さっきも言ったように、差別かどうか決めるのは自分じゃない。相手や社会だから。

 

「きちがい」と言わなければ精神障碍者の人を差別していいのか。

「えたひにん」と言わなければ部落出身の人を差別していいのか。

決してそんなことはないはずだ。「左利き」はほめ言葉にも、差別用語にもなりうる。表現だけを規制して文脈を見ないのは本末転倒だ。

 

かりに表現だけを刈り取ったとて、人々の間に差別意識があれば、またいくらでも新たな差別用語が出てくる。もうキリがない。手厳しい言い方だけど、言葉狩りだけしかしない姿勢は政治家の「政治やってますパフォーマンス」とあまり変わらないと思う。自分の良心を誰かに見せつけるためだけにやってて、本当の解決には至ってないというか。
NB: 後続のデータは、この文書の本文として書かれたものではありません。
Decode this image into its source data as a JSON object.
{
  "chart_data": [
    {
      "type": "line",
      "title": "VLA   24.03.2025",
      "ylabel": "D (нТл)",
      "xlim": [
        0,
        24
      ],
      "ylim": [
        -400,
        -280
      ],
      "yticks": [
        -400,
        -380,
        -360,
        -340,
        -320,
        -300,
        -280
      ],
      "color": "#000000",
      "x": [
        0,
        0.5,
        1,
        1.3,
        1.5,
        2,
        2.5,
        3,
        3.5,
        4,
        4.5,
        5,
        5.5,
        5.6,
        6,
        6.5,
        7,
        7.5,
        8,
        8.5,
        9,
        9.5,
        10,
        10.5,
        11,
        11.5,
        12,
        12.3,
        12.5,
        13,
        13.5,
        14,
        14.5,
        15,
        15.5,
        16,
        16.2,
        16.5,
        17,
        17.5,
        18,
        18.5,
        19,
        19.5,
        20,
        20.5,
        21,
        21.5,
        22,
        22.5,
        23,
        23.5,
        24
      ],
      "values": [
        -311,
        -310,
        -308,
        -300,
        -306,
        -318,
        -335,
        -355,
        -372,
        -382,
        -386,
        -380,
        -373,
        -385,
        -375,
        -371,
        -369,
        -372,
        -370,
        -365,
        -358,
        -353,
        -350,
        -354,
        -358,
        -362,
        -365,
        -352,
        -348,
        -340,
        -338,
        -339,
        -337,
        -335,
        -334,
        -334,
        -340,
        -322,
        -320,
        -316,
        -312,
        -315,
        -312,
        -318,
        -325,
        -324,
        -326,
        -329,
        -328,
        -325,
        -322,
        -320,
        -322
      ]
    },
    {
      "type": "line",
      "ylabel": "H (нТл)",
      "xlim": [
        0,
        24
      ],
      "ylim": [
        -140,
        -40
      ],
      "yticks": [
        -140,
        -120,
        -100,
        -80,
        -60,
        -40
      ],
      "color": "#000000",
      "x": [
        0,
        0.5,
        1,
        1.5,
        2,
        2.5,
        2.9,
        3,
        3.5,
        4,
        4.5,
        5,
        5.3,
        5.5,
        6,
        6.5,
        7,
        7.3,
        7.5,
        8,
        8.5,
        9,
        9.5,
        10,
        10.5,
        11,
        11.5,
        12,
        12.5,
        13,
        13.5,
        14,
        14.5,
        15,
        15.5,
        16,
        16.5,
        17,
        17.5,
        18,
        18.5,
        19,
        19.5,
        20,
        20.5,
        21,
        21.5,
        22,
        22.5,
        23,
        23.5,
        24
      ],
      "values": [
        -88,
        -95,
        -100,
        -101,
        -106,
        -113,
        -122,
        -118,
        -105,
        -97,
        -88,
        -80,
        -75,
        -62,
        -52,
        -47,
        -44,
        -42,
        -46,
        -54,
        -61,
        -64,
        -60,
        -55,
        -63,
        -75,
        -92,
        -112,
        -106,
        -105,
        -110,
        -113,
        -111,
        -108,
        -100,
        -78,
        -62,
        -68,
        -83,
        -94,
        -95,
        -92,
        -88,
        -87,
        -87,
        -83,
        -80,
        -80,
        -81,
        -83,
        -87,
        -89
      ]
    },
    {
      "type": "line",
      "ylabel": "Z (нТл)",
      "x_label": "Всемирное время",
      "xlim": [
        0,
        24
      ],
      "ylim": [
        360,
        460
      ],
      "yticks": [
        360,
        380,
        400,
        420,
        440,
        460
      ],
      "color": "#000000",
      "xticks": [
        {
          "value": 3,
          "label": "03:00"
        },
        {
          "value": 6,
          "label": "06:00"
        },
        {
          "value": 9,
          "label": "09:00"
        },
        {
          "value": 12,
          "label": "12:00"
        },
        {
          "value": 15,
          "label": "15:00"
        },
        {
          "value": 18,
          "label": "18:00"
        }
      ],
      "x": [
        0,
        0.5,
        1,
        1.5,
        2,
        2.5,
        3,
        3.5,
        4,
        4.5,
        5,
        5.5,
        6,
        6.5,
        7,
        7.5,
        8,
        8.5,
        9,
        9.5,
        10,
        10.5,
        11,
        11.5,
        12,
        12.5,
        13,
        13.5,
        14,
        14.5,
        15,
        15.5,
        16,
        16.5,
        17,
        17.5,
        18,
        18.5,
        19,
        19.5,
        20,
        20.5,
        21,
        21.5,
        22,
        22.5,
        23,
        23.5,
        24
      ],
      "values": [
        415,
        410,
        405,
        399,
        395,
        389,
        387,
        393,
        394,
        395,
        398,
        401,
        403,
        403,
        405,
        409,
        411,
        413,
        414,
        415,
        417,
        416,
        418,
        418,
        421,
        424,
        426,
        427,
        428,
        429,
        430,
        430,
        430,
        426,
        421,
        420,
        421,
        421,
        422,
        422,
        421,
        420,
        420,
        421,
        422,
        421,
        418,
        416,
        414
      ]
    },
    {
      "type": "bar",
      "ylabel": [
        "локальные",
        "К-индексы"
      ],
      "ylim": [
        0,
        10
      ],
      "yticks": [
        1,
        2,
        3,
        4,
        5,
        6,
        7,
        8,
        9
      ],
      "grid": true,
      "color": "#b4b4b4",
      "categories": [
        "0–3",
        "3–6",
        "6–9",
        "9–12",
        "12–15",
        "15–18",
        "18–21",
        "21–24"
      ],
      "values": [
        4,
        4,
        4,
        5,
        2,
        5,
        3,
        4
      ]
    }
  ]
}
対策すべきのは目に見える表現ではなく、目に見えない意識だと思うよ。

 

 

まとめ。

「差別は駄目だ!」とだけ主張する姿勢はかえって危うい。なぜなら「駄目駄目な差別とやらを、自分もやってしまっているんじゃないか」と自分自身に問いかけてみるチャンスを失うことになり、無意識的に他人を傷つける(差別する)おそれがあるからだ。

 差別が駄目だと主張するときは、それなりの理由とか根拠も自分で考えてみよう。自分も何気なく差別をしたことがないか、振り返ってみよう。

 

結局じゃあ、私がどうして差別を悪いことだと思うのか、について触れてなかったので、いずれ書きます。いずれ。